Goodman’s Mouse Lemur

Aye Aye Captain

Earlier this year (Adventure News Feb-Mar 05) we brought you the news of Dr Steve Goodman making new discoveries in the wilds of Madagascar. The "good" doctor has again struck ecological gold with the discovery of yet two more species of lemur not, as you might expect, in some hidden corner of the mysterious island continent, but in one of the most studied regions of the land. The current tally of known lemur species is now forty-nine.

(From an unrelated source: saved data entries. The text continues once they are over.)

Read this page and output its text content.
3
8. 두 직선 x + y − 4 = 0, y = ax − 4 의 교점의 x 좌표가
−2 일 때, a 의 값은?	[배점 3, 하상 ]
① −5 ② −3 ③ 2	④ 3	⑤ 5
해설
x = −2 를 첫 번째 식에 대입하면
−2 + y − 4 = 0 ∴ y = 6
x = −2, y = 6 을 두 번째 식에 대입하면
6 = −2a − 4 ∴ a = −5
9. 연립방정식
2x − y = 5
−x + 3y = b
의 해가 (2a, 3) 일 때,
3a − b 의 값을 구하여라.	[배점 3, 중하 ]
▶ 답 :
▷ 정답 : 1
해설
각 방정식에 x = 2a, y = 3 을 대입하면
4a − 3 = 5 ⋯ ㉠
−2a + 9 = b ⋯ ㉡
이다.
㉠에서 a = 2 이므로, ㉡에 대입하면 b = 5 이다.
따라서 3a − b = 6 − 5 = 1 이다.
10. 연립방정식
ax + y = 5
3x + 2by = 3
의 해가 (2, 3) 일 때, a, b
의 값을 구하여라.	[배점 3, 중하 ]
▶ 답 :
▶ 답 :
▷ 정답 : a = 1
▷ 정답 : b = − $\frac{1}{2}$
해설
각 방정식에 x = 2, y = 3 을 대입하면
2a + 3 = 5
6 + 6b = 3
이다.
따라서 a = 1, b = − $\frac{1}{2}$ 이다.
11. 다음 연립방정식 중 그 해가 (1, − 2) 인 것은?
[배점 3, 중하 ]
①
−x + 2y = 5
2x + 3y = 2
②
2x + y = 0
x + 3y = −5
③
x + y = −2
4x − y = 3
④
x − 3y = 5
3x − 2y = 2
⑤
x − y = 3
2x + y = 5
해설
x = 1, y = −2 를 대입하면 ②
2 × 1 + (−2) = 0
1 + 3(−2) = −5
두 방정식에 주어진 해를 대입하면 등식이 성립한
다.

Discovered too late to feature in a role in the children's movie, Madagascar, the two new species of lemur are comparatively tiny new primates. The first, Microcebus lehilahytsara, is named after Dr Steve from the Malagasy word for "good man". The other, Mirza zaza, is from the Malagasy word for child and is named as such to remind the children of Madagascar to preserve their incredibly fragile environment already on the verge of collapse through rampant deforestation.

Also in April this year, the Bristol Zoo, where John Cleese first met his beloved Ring Tailed Lemurs, announced the arrival of their newborn Aye Aye. A highly specialised lemur characterised by its enormous ears and ridiculously extended middle finger adapted to extract bugs from under the tough bark of Madagascar's thorny trees.

Sent in search of the peculiar beast for the television documentary Last Chance to See, the late Douglas Adams, author of Hitch Hikers Guide to the Galaxy finally found one spirited away in the Malagasy forest. Staring at the ungainly animal, he described it thus:

"[The aye-aye] looks a little like a large cat with a bat's ears, a beaver's teeth, a tail like a large ostrich feather, a middle finger like a long dead twig and enormous eyes that seem to peer past you into a totally different world which exists just over your left shoulder."